6 Practical Use of this Information Why this topic for a Wheat Academy workshop? The wheat plant produces your annual income. You make management decisions to improve the growing conditions faced by your crops. When those decisions are based on a knowledge of what weather and your management practices do to the wheat plant, they will more likely benefit plant development, growth, production and ultimately your income. Your ability to provide a repeatable set of numbers to measure crop development will enrich your ability to judge how well a crop was planted, how well it is developing, and whether it is developing at its maximum expected rate. Seed beds may or may not be uniform. A repeatable set of numbers based on observations of plants from the field provides an accurate measure for comparing seed beds. Year to year differences may occur in crop development because of tillage changes. Within field effects of different drills or drill modifications can be compared using numbers from the crops themselves. Weed sprays, fungicides, fertilizers, and irrigation all have impacts on the wheat plant. How much impact? Again, repeatable numbers from observations of development taken from plants that have experienced the treatment in question provide a method to measure any impacts.
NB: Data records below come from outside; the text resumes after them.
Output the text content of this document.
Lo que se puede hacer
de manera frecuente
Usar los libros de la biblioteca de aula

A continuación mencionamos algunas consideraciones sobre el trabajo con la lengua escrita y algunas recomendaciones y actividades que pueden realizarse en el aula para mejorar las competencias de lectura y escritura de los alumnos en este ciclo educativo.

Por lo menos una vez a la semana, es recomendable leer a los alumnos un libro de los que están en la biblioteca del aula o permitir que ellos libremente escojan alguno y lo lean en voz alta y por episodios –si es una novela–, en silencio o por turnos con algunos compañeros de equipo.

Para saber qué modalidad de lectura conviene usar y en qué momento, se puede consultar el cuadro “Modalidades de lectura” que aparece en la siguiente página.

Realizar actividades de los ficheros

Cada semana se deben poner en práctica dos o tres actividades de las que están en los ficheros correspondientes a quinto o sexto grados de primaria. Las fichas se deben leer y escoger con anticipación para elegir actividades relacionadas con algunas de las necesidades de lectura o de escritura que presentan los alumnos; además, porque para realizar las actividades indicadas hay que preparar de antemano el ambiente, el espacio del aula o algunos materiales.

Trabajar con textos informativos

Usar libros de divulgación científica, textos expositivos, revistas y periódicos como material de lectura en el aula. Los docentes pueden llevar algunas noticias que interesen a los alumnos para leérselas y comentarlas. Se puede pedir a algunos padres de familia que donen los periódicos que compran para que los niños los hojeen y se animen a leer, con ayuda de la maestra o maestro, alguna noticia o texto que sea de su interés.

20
Numbers of leaves present on the plant, numbers of plants bearing specific tillers, and numbers of those tillers that produce heads, each measures the impact of weather or management events. These numeric measures allow reliable comparison between seasons, between fields, or between management practices. These plant observations allow the plants themselves to tell what they have been able to do with the soil, weather, and management system they find themselves in. Based on the messages they provide your practices are evaluated. Satisfactory production or unsatisfactory production will have a history of observations that can be used to help plan, plant, and grow future crops.